Despite the fact that the number of studied patients was low, the detection of CTCs was associated with patients’ clinical outcomes. Indeed, the detection of >1 CTCs/ml of blood by Giemsa at baseline was significantly associated with decreased PFS (p = 0.025). Moreover, it is interesting to note that the detection of >3 CK(+)/PD-1(+) CTCs/ml of blood by IF at baseline, was also associated with shorter PFS (p = 0.022) compared with patients with <3 CK(+)/PD-1(+) CTCs/ml of blood. This finding raises important questions regarding the role of PD-1 expression on CTCs during immune recognition and whether antibodies against this molecule also target CTCs. Alternatively, we cannot exclude that PD-1 expression on CTCs may be involved in an interactive crosstalk between immune cells and CTCs.[40-42] However, it should be mentioned that any correlation between CTC phenotype and clinical outcome is only exploratory due to the observational nature of the study.

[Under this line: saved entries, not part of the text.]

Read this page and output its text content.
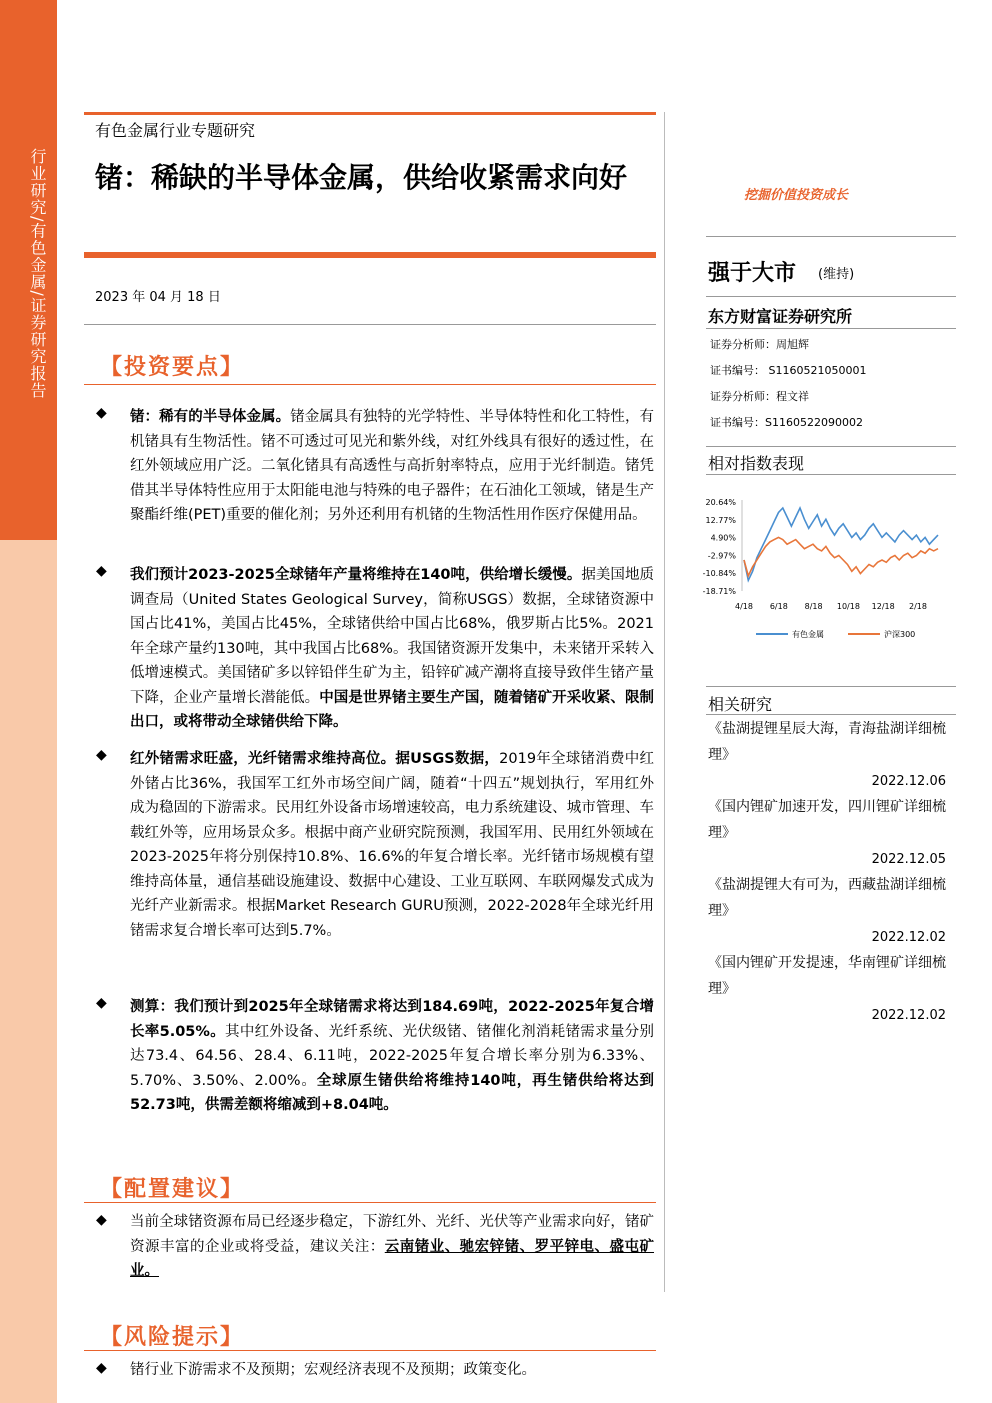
行业研究/有色金属/证券研究报告
有色金属行业专题研究
锗：稀缺的半导体金属，供给收紧需求向好
2023 年 04 月 18 日
【投资要点】
◆ 锗：稀有的半导体金属。锗金属具有独特的光学特性、半导体特性和化工特性，有机锗具有生物活性。锗不可透过可见光和紫外线，对红外线具有很好的透过性，在红外领域应用广泛。二氧化锗具有高透性与高折射率特点，应用于光纤制造。锗凭借其半导体特性应用于太阳能电池与特殊的电子器件；在石油化工领域，锗是生产聚酯纤维(PET)重要的催化剂；另外还利用有机锗的生物活性用作医疗保健用品。
◆ 我们预计2023-2025全球锗年产量将维持在140吨，供给增长缓慢。据美国地质调查局（United States Geological Survey，简称USGS）数据，全球锗资源中国占比41%，美国占比45%，全球锗供给中国占比68%，俄罗斯占比5%。2021年全球产量约130吨，其中我国占比68%。我国锗资源开发集中，未来锗开采转入低增速模式。美国锗矿多以锌铅伴生矿为主，铅锌矿减产潮将直接导致伴生锗产量下降，企业产量增长潜能低。中国是世界锗主要生产国，随着锗矿开采收紧、限制出口，或将带动全球锗供给下降。
◆ 红外锗需求旺盛，光纤锗需求维持高位。据USGS数据，2019年全球锗消费中红外锗占比36%，我国军工红外市场空间广阔，随着“十四五”规划执行，军用红外成为稳固的下游需求。民用红外设备市场增速较高，电力系统建设、城市管理、车载红外等，应用场景众多。根据中商产业研究院预测，我国军用、民用红外领域在2023-2025年将分别保持10.8%、16.6%的年复合增长率。光纤锗市场规模有望维持高体量，通信基础设施建设、数据中心建设、工业互联网、车联网爆发式成为光纤产业新需求。根据Market Research GURU预测，2022-2028年全球光纤用锗需求复合增长率可达到5.7%。
◆ 测算：我们预计到2025年全球锗需求将达到184.69吨，2022-2025年复合增长率5.05%。其中红外设备、光纤系统、光伏级锗、锗催化剂消耗锗需求量分别达73.4、64.56、28.4、6.11吨，2022-2025年复合增长率分别为6.33%、5.70%、3.50%、2.00%。全球原生锗供给将维持140吨，再生锗供给将达到52.73吨，供需差额将缩减到+8.04吨。
【配置建议】
◆ 当前全球锗资源布局已经逐步稳定，下游红外、光纤、光伏等产业需求向好，锗矿资源丰富的企业或将受益，建议关注：云南锗业、驰宏锌锗、罗平锌电、盛屯矿业。
【风险提示】
◆ 锗行业下游需求不及预期；宏观经济表现不及预期；政策变化。
挖掘价值投资成长
强于大市 (维持)
东方财富证券研究所
证券分析师：周旭辉
证书编号： S1160521050001
证券分析师：程文祥
证书编号：S1160522090002
相对指数表现
20.64%
12.77%
4.90%
-2.97%
-10.84%
-18.71%
4/18 6/18 8/18 10/18 12/18 2/18
有色金属	沪深300
相关研究
《盐湖提锂星辰大海，青海盐湖详细梳理》
2022.12.06
《国内锂矿加速开发，四川锂矿详细梳理》
2022.12.05
《盐湖提锂大有可为，西藏盐湖详细梳理》
2022.12.02
《国内锂矿开发提速，华南锂矿详细梳理》
2022.12.02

In conclusion, the current study demonstrates the presence of CTCs in patients with recurrent/metastatic NSCLC expressing both PD-1 and PD-L1 at baseline and after 3 cycles of chemotherapy, suggesting that these cells could be a useful biologic material in order to investigate biomarkers associated with the efficacy of immune checkpoints inhibitors.

Conclusions

PD-1 and PD-L1 molecules are effective targets for the treatment of NSCLC patients. This study evaluated the expression of both molecules in patients’ CTCs and the presented data demonstrate that CTCs are an easily accessible biologic material compared with repeated biopsies. Our results demonstrated that both PD-1 and PD-L1 molecules are expressed in newly diagnosed chemotherapy-naïve patients with NSCLC suggesting a crosstalk between immune cells and CTCs in the blood steam. Patients harboring >3 PD-1(+) CTCs had a significantly shorter PFS.